Fast-forward a couple weeks, and the drama of the playoffs showed once more.

After notching a 2-1 win in the first leg of a two-match playoff, the Seattle Sounders were sitting back, looking to kill off a 0-0 game at FC Dallas, a result that would send the Sounders through to the next round.

But in the 84th minute, Dallas forward Tesho Akindele scored to put the hosts ahead 1-0 on the game, a result that would qualify them for the conference finals. Game over, right?

Far from it.

Seattle’s Chad Marshall scored from a corner in the 90th minute, putting the Sounders back ahead on aggregate with just a couple minutes left in the match. Seconds later, they had been crashing out, but now they were moving on.

At least for a few seconds.

Straight from the restart, Dallas went after getting another goal to send the match to extra time — and Walker Zimmerman stepped up.
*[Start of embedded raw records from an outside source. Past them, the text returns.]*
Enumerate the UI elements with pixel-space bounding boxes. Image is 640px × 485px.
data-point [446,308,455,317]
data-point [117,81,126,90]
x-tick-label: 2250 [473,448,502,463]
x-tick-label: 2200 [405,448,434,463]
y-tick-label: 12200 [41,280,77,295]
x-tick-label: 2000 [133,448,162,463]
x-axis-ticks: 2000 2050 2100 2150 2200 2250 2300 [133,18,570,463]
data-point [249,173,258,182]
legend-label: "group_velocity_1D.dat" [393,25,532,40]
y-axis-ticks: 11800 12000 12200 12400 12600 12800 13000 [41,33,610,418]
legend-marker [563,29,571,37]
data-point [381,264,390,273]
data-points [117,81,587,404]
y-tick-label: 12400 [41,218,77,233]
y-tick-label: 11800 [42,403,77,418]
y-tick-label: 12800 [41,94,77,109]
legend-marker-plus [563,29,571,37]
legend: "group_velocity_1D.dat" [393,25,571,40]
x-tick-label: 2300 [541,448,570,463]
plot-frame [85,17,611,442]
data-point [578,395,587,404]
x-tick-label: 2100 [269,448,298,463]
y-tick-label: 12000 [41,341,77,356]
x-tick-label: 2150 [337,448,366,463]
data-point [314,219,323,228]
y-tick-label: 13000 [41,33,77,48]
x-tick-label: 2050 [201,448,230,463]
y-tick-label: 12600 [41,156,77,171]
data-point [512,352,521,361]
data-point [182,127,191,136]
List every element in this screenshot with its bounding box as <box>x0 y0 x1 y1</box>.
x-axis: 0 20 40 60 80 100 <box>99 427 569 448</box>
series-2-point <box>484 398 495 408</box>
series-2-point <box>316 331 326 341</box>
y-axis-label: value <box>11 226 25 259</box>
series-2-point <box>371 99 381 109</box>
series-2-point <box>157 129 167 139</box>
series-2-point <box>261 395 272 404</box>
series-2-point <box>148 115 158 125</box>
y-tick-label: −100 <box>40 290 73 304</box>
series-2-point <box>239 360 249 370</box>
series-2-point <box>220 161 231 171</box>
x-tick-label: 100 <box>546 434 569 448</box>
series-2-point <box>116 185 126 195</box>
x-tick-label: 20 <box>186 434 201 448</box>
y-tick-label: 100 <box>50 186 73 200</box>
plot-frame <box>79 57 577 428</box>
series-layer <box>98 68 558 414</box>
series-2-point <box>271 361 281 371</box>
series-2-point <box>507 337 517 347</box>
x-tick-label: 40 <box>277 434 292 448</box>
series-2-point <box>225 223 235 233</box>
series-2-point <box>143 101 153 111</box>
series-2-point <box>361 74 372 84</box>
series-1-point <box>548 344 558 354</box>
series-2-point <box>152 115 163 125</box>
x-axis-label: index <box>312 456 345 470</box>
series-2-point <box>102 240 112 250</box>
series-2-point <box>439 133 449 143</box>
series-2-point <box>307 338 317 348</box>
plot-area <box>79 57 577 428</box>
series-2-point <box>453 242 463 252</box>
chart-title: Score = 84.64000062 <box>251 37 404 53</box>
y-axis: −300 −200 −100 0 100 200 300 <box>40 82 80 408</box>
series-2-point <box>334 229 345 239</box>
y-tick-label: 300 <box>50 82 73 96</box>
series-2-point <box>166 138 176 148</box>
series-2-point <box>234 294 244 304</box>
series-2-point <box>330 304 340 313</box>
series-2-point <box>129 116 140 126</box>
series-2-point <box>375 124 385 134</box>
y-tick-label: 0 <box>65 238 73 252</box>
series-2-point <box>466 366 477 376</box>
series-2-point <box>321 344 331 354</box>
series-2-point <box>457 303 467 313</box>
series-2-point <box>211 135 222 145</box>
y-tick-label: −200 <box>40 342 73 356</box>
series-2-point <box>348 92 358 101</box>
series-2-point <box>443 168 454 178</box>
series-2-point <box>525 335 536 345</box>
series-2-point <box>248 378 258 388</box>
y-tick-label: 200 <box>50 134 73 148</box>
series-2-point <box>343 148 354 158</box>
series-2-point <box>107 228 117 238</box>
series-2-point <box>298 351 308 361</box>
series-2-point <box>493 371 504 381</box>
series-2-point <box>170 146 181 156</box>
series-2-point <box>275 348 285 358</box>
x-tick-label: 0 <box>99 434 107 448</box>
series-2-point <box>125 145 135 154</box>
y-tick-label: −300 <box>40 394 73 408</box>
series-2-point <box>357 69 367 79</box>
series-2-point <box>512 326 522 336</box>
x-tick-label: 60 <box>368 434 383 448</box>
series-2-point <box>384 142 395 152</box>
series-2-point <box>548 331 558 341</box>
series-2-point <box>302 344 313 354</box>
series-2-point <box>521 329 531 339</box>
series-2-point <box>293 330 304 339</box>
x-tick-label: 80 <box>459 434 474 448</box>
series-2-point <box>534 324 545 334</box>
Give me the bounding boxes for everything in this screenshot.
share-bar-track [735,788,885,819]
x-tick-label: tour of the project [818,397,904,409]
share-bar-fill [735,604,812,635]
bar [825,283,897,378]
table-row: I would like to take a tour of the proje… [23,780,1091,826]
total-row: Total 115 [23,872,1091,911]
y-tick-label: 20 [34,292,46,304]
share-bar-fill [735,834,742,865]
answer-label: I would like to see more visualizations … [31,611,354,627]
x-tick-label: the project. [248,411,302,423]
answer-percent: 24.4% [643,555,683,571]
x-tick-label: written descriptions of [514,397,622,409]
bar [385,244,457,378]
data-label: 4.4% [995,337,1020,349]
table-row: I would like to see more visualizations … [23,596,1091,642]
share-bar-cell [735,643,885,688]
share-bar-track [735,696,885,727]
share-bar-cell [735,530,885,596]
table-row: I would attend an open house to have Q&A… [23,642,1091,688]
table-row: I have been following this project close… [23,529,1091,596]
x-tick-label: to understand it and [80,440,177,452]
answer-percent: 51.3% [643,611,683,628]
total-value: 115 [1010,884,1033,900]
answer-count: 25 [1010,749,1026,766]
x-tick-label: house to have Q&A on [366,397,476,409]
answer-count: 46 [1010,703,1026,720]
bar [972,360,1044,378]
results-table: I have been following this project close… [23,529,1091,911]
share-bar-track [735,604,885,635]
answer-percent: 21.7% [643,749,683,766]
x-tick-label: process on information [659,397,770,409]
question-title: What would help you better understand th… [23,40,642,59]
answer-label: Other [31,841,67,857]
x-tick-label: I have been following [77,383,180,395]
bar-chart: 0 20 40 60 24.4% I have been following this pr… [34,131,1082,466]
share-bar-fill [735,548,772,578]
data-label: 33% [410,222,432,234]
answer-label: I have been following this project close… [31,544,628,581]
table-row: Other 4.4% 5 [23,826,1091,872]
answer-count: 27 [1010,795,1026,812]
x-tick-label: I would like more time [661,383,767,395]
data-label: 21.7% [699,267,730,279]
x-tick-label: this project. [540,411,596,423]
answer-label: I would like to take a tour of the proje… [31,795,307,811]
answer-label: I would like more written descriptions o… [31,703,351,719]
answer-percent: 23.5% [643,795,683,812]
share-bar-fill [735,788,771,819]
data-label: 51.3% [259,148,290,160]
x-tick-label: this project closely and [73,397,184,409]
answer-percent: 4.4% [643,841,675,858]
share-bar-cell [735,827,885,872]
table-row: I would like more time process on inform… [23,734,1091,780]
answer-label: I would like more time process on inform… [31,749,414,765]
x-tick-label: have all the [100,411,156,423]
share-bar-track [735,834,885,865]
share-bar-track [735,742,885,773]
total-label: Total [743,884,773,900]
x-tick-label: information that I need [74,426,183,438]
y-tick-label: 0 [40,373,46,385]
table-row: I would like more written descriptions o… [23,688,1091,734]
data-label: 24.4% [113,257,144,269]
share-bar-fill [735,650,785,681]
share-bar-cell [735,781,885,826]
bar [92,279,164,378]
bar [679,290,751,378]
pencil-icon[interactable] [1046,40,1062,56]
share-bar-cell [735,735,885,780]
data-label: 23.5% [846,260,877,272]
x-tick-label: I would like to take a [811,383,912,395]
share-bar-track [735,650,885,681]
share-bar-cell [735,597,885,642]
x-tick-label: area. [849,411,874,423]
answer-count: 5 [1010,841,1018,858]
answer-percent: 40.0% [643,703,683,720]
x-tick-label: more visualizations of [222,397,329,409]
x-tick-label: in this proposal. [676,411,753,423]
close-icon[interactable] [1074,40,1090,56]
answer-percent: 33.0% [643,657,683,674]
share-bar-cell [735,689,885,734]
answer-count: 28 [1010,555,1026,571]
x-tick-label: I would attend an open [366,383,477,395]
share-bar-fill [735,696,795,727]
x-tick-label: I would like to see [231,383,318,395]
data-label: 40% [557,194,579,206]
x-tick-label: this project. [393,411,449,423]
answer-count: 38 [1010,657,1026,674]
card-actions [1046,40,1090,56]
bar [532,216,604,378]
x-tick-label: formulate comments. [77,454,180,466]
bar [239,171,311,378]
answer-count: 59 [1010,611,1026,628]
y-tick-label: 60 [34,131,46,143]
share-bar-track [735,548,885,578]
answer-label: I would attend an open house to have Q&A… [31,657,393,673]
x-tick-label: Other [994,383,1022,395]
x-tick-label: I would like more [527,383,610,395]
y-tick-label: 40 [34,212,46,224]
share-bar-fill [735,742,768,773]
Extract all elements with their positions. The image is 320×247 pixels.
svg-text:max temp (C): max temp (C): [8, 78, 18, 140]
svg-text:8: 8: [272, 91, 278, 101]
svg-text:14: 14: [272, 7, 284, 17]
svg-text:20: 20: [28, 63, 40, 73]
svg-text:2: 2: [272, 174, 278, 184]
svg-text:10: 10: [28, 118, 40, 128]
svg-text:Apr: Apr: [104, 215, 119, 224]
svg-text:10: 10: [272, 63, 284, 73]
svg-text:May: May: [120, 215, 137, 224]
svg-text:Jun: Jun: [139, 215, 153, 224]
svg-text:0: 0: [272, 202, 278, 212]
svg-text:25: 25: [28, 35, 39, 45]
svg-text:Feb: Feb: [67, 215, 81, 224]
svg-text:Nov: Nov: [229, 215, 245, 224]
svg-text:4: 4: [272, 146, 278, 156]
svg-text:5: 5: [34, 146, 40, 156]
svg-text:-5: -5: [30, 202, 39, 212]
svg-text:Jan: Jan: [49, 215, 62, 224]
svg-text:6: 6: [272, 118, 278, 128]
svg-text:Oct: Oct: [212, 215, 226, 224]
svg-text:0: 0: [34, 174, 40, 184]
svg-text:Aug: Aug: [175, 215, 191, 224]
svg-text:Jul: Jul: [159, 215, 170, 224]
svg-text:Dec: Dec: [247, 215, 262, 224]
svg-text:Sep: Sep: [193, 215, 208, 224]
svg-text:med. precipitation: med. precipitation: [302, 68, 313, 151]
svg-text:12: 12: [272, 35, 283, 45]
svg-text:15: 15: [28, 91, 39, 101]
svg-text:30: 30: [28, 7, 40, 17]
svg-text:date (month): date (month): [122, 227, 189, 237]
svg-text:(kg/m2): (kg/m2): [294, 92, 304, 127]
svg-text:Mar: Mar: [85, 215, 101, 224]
Within the span of two minutes, both Dallas and Seattle were in a position to advance, before settling on the one result that brought up extra time, where after 30 scoreless minutes, FC Dallas won on penalties.

It was the kind of crazy drama that can only be created by a knockout tournament.

I still love the consistency it takes to win a title in the Premier League, undoubtedly.

But the MLS Cup Playoffs are the best thing in soccer. Hands down.